Action Agent: Agentic Video Generation Meets Flow-Constrained Diffusion

arXiv cs.RO / 5/5/2026

📰 NewsDeveloper Stack & InfrastructureIdeas & Deep AnalysisModels & Research

Key Points

  • Action Agent proposes a two-stage framework that combines agentic navigation video generation with flow-constrained diffusion to control multi-embodiment robot navigation from language and images.
  • In Stage I, an LLM orchestrates video diffusion model selection, iteratively validates and refines prompts, and builds cross-task memory to generate physically plausible first-person navigation videos, raising success rate from 35% to 86% across 50 tasks.
  • In Stage II, FlowDiT (a Flow-Constrained Diffusion Transformer) converts goal videos plus language instructions into continuous velocity commands via action-space denoising diffusion, using DINOv2 features, learned optical flow for ego-motion, and CLIP embeddings for semantic stopping.
  • The system is pretrained on RECON and fine-tuned on Unitree G1 humanoid data from Isaac Sim, with a single 43M-parameter checkpoint achieving 73.2% simulation navigation success and 64.7% task completion on real unseen indoor environments under open-loop execution while running at 40–47 Hz.
  • Experiments across a humanoid robot, a drone, and a wheeled robot suggest that separating trajectory imagination from execution provides a scalable, embodiment-aware approach for language-guided navigation.

Abstract

We present Action Agent, a two-stage framework that unifies agentic navigation video generation with flow-constrained diffusion control for multi-embodiment robot navigation.

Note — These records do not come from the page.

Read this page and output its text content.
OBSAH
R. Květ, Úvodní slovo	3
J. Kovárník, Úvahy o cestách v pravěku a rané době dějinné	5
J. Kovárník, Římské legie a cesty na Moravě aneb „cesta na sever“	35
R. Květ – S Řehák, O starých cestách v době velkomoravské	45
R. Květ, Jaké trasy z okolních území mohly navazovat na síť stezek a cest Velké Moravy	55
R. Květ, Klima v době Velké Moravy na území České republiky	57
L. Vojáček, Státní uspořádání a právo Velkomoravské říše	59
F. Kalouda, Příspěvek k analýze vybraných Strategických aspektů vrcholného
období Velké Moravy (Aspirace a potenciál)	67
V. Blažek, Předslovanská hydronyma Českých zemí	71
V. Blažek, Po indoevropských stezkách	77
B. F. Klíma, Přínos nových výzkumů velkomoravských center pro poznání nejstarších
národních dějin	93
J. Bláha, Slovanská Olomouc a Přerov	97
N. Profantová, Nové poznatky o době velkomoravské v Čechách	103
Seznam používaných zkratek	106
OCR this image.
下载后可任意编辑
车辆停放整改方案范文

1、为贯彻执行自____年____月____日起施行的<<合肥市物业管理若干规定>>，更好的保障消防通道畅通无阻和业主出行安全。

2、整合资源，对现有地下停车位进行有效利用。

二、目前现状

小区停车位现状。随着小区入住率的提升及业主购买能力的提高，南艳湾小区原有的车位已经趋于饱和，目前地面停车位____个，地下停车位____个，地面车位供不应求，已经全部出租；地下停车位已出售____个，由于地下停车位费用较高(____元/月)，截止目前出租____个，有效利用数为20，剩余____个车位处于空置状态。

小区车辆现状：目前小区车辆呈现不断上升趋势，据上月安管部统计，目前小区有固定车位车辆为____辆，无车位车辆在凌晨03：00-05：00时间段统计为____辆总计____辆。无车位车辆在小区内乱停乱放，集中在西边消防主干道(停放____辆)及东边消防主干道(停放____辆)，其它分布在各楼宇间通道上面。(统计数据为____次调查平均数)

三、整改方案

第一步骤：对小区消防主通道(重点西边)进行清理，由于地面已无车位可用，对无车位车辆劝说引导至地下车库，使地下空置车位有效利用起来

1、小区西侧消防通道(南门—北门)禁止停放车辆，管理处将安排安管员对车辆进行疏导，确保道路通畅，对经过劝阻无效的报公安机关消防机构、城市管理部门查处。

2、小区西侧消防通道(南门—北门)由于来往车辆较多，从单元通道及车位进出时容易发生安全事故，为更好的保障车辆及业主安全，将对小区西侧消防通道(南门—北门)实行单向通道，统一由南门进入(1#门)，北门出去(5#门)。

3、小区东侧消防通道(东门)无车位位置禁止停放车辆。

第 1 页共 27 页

In Stage I, a large language model (LLM) acts as an orchestration module that selects video diffusion models, refines prompts through iterative validation, and accumulates cross-task memory to synthesize physically plausible first-person navigation videos from language and image inputs. This increases video generation success from 35% (single-shot) to 86% across 50 navigation tasks. In Stage II, we introduce FlowDiT, a Flow-Constrained Diffusion Transformer that converts optimized goal videos and language instructions into continuous velocity commands using action-space denoising diffusion. FlowDiT integrates DINOv2 visual features, learned optical flow for ego-motion representation, and CLIP language embeddings for semantic stopping. We pretrain on the RECON outdoor navigation dataset and fine-tune on 203 Unitree G1 humanoid episodes collected in Isaac Sim to calibrate velocity dynamics. A single 43M-parameter checkpoint achieves 73.2% navigation success in simulation and 64.7% task completion on a real Unitree G1 in unseen indoor environments under open-loop execution, while operating at 40--47 Hz. We evaluate Action Agent across three embodiments: a Unitree G1 humanoid (real hardware), a drone, and a wheeled mobile robot (Isaac Sim), demonstrating that decoupling trajectory imagination from execution yields a scalable and embodiment-aware paradigm for language-guided navigation.